Precisam-se infra-estruturas à altura
O Ritmo da conversa facilmente conduziu a uma reflexão sobre a falta de espaços adequados para a prática artística. Joaquim Matavele, coordenador do Girassol, agremiação que há mais de duas décadas organiza o Festival Internacional de Teatro de Inverno (FITI), considera a ausência deste tipo de infra-estruturas um dos maiores entraves ao desenvolvimento sociocultural. Para Mano Quim, como é carinhosamente tratado, embora seja possível organizar actividades relevantes como o FITI, a questão central permanece a mesma: estar dependente de espaços de terceiros.
“Sempre que precisamos de utilizar um espaço temos de pagar. Muitas vezes não dispomos de recursos financeiros para suportar esses custos de forma contínua”, disse quem defende maior envolvimento dos municípios na criação e gestão de infra-estruturas.

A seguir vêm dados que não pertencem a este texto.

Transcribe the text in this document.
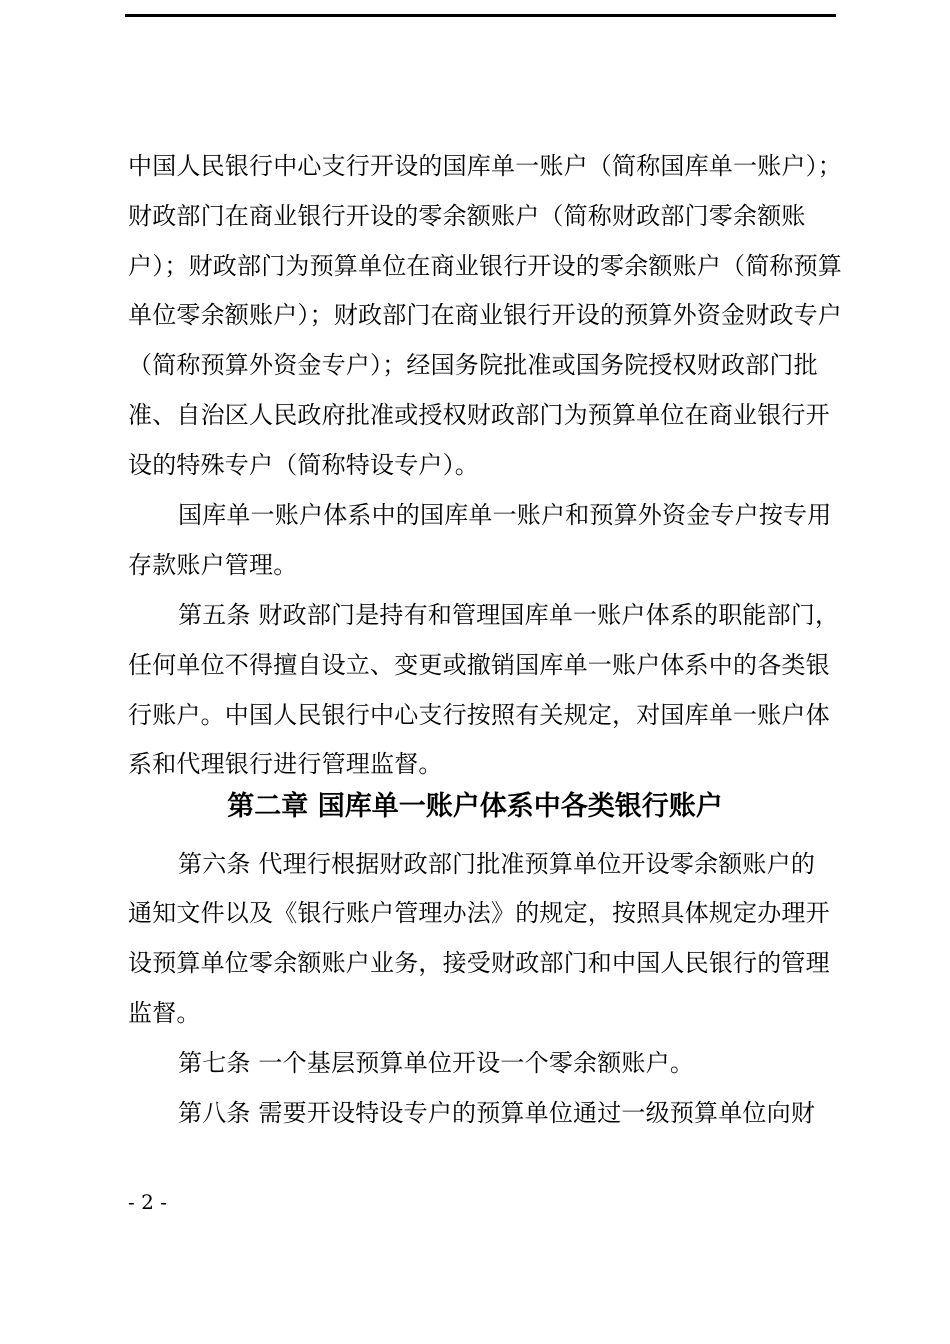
中国人民银行中心支行开设的国库单一账户（简称国库单一账户）；
财政部门在商业银行开设的零余额账户（简称财政部门零余额账
户）；财政部门为预算单位在商业银行开设的零余额账户（简称预算
单位零余额账户）；财政部门在商业银行开设的预算外资金财政专户
（简称预算外资金专户）；经国务院批准或国务院授权财政部门批
准、自治区人民政府批准或授权财政部门为预算单位在商业银行开
设的特殊专户（简称特设专户）。
国库单一账户体系中的国库单一账户和预算外资金专户按专用
存款账户管理。
第五条 财政部门是持有和管理国库单一账户体系的职能部门，
任何单位不得擅自设立、变更或撤销国库单一账户体系中的各类银
行账户。中国人民银行中心支行按照有关规定，对国库单一账户体
系和代理银行进行管理监督。
第二章 国库单一账户体系中各类银行账户
第六条 代理行根据财政部门批准预算单位开设零余额账户的
通知文件以及《银行账户管理办法》的规定，按照具体规定办理开
设预算单位零余额账户业务，接受财政部门和中国人民银行的管理
监督。
第七条 一个基层预算单位开设一个零余额账户。
第八条 需要开设特设专户的预算单位通过一级预算单位向财
- 2 -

Segundo a fonte, o planeamento urbano deve integrar a cultura como elemento estratégico no processo de desenvolvimento, havendo necessidade de mapear os artistas, identificar as vocações culturais dos diferentes bairros e localizar espaços que possam ser recuperados ou adaptados para actividades culturais.
“Precisamos de olhar para a ligação entre cultura, território e desenvolvimento local”, destacou, referindo que muitas áreas urbanas subaproveitadas podem ganhar uma nova função social através da cultura.
Um dos exemplos é o Jardim 28 de Maio, mais conhecido por Jardim dos Madgermanes, que, apesar da sua dimensão e potencial, ainda não possui uma infra-estrutura cultural capaz de dinamizar actividades regulares.
“Pode-se requalificar aquele espaço e transformá-lo num verdadeiro centro cultural”, sugeriu.
Aliás, a mesma lógica poderia ser aplicada a outros jardins públicos que foram anteriormente concessionados a particulares, mas encontram-se abandonados. [Continue Lendo]
Segundo Matavele, a arte tem esta virtude de reconstruir laços comunitários, revitalizar espaços urbanos e devolver significado a áreas marcadas por experiências negativas.